The moment her brows lift, I know I’ve said too much. Now the information is out there, impossible to stuff back into my mouth.

“ Logan.” Teasing me with my name in that same tone that makes my knee bounce, her smile seems more genuine.

“I’m flattered that you’re keeping up with me.

You’re right, I was in Washington. Newport, specifically.

But, sometimes you can’t control which way the wind blows and what assholes decide to give you the boot. ”

As her words register, she jabs her fork into a chunk of cantaloupe before bringing it to her lips.

“They kicked you out?” Staring at her, she raises and lowers her brows in confirmation before sinking her teeth into the fruit.

Violet got out of her comfort zone to follow some snot-nosed punk when he promised her a life on the road. Now what, their band is landing hits, and they can suddenly be successful without her?

It’s not until I feel the light touch of her fingertips against my aching knuckles that I realize just how angry I’m getting for her.
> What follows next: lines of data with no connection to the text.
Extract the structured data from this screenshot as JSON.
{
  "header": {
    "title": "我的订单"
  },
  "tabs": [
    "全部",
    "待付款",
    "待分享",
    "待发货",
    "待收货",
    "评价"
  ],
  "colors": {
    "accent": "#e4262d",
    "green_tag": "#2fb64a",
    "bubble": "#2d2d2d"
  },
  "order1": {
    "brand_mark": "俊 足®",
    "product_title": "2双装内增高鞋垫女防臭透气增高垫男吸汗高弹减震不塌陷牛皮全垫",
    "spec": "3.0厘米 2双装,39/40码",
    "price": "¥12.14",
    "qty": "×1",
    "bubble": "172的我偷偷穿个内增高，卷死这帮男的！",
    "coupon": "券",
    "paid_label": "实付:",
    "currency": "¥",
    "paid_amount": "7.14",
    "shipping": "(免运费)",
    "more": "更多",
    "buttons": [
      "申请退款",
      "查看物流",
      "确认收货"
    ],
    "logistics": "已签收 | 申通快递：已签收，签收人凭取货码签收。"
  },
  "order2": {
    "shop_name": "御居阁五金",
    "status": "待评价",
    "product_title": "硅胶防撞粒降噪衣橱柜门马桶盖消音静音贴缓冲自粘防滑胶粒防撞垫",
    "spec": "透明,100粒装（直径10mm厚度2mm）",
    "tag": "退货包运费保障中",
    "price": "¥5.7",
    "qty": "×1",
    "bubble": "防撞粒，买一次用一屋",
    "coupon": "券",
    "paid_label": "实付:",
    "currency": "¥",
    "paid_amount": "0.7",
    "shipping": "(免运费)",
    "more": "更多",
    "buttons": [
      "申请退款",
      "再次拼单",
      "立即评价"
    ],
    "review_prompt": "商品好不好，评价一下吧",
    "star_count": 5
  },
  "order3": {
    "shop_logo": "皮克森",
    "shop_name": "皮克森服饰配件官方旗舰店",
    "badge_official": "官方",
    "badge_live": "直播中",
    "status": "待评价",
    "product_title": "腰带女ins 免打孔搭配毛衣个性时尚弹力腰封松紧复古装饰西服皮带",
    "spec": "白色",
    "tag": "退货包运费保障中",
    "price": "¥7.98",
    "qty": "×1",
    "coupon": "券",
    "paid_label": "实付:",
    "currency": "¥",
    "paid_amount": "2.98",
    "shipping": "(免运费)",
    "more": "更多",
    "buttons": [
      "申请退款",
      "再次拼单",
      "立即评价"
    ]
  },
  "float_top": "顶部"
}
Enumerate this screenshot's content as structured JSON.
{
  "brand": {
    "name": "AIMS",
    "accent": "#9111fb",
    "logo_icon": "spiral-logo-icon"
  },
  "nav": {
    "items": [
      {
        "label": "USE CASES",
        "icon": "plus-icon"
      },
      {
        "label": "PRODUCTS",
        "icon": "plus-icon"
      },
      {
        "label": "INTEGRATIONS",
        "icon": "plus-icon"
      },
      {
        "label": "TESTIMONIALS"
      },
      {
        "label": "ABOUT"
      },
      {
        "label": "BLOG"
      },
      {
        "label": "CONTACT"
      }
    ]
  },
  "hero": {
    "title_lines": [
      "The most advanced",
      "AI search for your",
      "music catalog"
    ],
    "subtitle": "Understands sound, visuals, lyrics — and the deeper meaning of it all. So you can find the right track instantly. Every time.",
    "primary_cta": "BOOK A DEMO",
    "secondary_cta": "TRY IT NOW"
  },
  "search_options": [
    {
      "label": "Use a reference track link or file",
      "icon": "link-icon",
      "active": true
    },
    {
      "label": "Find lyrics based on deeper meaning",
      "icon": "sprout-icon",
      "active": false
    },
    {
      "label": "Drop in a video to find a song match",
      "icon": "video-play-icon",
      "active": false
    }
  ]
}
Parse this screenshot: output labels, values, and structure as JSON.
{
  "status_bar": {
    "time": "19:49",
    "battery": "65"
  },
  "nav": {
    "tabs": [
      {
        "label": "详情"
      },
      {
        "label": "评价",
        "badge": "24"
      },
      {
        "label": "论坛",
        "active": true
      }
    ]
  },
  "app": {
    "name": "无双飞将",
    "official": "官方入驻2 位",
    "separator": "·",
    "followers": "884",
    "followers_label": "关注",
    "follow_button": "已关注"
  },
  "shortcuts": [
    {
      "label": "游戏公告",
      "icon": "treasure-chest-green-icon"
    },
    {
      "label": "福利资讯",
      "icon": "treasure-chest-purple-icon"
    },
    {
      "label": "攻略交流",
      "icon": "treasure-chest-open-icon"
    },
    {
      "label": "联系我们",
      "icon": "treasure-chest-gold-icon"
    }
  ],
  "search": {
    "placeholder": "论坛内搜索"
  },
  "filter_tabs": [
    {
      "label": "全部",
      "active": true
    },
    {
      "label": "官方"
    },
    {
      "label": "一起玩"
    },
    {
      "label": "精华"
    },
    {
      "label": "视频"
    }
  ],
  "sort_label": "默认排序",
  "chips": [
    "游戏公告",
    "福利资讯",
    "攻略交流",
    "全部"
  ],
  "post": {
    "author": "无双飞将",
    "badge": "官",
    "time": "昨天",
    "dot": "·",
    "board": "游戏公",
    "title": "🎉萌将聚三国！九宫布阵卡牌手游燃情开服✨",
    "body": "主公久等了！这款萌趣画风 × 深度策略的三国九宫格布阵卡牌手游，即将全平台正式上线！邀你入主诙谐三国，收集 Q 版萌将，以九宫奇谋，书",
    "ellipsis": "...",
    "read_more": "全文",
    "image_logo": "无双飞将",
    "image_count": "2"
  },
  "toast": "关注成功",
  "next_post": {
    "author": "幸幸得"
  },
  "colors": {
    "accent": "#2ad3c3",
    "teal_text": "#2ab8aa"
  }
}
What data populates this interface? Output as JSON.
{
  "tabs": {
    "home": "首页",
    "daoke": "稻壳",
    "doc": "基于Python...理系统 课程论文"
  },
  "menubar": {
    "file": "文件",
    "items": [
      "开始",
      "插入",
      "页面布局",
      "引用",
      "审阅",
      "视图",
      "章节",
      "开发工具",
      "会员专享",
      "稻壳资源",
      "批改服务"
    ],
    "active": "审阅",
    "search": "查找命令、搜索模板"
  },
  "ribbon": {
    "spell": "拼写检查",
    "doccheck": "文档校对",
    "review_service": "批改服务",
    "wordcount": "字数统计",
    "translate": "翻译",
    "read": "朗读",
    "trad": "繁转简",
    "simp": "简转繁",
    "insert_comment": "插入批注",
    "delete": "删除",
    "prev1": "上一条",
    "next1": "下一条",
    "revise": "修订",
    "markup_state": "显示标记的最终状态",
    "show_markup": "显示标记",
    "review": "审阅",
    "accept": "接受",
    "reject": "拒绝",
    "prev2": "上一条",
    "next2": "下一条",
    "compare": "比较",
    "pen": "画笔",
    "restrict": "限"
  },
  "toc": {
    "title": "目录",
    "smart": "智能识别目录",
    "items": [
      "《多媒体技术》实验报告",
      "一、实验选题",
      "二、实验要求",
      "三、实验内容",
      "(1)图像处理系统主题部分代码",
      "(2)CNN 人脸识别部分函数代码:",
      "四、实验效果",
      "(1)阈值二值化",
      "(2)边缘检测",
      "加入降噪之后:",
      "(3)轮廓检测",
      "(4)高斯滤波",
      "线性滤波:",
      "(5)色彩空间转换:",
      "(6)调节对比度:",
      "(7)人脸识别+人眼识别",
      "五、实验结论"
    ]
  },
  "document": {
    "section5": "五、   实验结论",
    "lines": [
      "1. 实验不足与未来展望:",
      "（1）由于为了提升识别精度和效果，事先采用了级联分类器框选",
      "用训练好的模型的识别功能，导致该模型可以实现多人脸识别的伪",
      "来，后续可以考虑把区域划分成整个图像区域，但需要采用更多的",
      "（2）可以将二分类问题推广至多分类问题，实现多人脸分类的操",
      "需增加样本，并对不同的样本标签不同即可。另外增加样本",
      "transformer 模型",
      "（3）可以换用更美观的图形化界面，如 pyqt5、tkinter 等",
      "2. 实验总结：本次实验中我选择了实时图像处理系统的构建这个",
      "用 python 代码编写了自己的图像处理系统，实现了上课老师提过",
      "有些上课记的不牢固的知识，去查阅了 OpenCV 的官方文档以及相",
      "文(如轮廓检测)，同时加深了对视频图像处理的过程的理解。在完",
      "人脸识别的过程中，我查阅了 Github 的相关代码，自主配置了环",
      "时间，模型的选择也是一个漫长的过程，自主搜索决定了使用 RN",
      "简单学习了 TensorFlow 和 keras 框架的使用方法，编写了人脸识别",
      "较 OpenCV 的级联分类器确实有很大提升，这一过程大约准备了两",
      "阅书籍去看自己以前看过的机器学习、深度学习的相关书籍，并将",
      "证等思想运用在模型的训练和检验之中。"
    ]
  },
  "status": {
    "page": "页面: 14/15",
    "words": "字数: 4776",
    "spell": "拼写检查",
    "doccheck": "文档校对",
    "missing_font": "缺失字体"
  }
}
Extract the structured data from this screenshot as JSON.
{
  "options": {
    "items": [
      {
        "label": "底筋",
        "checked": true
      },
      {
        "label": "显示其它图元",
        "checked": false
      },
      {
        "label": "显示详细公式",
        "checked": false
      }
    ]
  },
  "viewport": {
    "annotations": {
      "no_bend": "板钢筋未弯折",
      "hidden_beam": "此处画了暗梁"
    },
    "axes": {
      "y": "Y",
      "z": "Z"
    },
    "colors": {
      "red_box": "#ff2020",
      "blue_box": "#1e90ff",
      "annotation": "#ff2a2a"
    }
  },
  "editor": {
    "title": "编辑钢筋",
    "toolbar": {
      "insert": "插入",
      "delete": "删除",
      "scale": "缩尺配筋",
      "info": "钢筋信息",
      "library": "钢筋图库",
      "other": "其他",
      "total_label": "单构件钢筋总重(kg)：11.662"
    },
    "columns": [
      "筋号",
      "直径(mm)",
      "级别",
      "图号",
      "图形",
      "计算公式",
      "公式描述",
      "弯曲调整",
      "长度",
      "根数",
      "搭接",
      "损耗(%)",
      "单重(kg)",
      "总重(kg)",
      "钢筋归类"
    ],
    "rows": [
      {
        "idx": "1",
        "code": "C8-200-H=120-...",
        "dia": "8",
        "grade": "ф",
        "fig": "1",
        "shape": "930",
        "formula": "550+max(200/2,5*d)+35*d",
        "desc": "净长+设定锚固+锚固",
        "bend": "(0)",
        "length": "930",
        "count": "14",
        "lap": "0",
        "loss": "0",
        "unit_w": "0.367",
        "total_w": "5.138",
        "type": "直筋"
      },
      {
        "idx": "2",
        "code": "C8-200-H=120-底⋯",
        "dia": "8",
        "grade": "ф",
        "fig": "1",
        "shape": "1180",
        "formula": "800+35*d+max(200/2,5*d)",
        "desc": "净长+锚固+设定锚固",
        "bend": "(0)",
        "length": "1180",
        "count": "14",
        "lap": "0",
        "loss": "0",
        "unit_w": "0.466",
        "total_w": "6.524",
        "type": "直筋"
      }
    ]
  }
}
“Hey, I’m sour about it too, but it is what it is.

I’m just writing this off as a mini-vacation.

I’ll give that dick some time to realize he’s made a mistake.

When that time comes, I’ll go back with my list of demands.

No worries, I’ve had plenty of time to think of a lot of them.

” The smile she gives me is outright mischievous, and her thumb traces the vein pulsating along the top of my hand.

“Think you can put up with me until then?”

My throat grows tighter by the second. “You’re welcome to stay as long as you need. I don’t think you’ll have to wait for long. Whoever it was is a dumbass to begin with.”

Pleased by my words, her smile softens before she pulls away to eat the fruit. From the way she devours every chunk, it’s like she’s starving.

“My diet consists of junk food and beer. Sometimes coffee, too, if we have to stop to get fuel. Being on the road constantly sucks . So this? Yeah, this is a godsend. Don’t judge me, old man.”

For a moment, my scowl cracks at the core. As she insults my age with a grin of her own, it’s impossible to be offended. Rather, the pull I feel on myself toward her only grows stronger. All I can do is avoid fanning the flames.

It will take some time to get used to life returning to this cabin.

Can’t let myself grow too comfortable. If I start liking the company, I’ll accidentally try to keep her around.

Not as my ex-wife’s kid, but something else entirely.